The confining restrictions that we all hear about, Mr. Breen and the Hayes Production Code that strangled Hollywood with mundane rules such as no kisses lasting longer than 5 seconds, did not, contrary to popular belief, make old movies "boring." Instead they challenged the filmmakers to come up with a story that was both entertaining and accessible. The work of Billy Wilder and Alfred Hitchcock clearly show how any story worth telling can be made, and quite often be more entertaining and more stimulating because of what you don't see. Today's level of violence is to the point where nothing's shocking, and kids have seen it all, thanks to the media. What can Cinema bring to scare audiences with that isn't already being plastered all over our television in hopes of ratings? Back in the 40s, a skirt blown above the knee or a gun being shot was enough. We didn't even need blood! All of these things however, the steady position that the studios offered, the larger audience and subsequent stardom, the better stories, everything, is a shadow behind what I, being a man, feel is the best thing about the 40s: The Women.

They were smart, they were sensual but never obscene, they had wit as well as looks, they had fashion, they had style, and most of all, they were talented. Now I know that many of the leading ladies of the 40s were productions, taught and trained to be that way by studio finishing schools. But who cares? Rita Hayworth, whatever she was before 1946, was Rita Hayworth star of Gilda afterward. Even through the luminous black and white, I can still see her blazing red hair flowing from her glittering eyes and sensible cheeks.
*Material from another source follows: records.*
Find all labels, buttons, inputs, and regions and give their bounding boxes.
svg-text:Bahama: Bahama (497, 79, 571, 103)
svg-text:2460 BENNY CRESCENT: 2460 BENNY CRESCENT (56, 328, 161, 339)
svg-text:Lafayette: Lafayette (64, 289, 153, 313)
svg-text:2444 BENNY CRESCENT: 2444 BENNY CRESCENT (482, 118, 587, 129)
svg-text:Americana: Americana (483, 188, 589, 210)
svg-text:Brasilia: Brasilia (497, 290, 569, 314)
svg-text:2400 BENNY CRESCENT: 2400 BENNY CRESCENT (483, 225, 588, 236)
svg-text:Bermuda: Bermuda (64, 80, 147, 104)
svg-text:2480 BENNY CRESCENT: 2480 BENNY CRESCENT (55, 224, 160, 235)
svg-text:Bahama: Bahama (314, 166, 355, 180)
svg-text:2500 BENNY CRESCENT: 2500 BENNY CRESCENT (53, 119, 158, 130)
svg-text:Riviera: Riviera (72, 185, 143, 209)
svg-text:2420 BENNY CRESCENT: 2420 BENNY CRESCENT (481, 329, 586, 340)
Yes, Bette Davis can outsmart me; yes, Joan Crawford can make me do whatever she wants me to; and yes, Katharine Hepburn can out duel me in debate. So? I like it! Julia Roberts will do as a neighbor but does she command the audience of every room she enters? Do her eyes burn with Lauren Bacall's fire? I think not. Can Meryl Streep handle the attention that comes to a woman like Barbara Stanwyck? Not likely. Can Jodie Foster keep up with Jean Arthur? Doubtful. All of these women hold more life, more spirit, and more joy than any of their contemporaries. Just filling a list of adequate replacements, not of girls next door or high school sweethearts but real Stars, gives me trouble.

Cinema was simpler back then, people knew what they liked and Hollywood knew how to deliver. There was no indecision that plagues us today, and it shows in films such as Casablanca and Gone With the Wind. Yet let it not be said that all films made during the Golden Age were factory-assembled. Some of the greatest, most personal films of all time had opportunity to surface (look to Ford's 'The Quiet Man' or Wyler's 'The Best Years of our Lives' for proof), while at the same time entertain audiences.

So instead of watching today's mediocrity, I have a tendency to escape back to a period where film was not only good, it was exciting. All these masters creating all of this work, all to be absorbed through the eyes like a dream, a fantasy not controlled by you. An emotional scenario played out by people you want to be. That era is unfortunately over. We've all waken up from that dream. Today we are in business, wading through mediocrity, mistaking failures as stylistic masterpieces just because it's been so long since any real style has shown itself. We need a History lesson.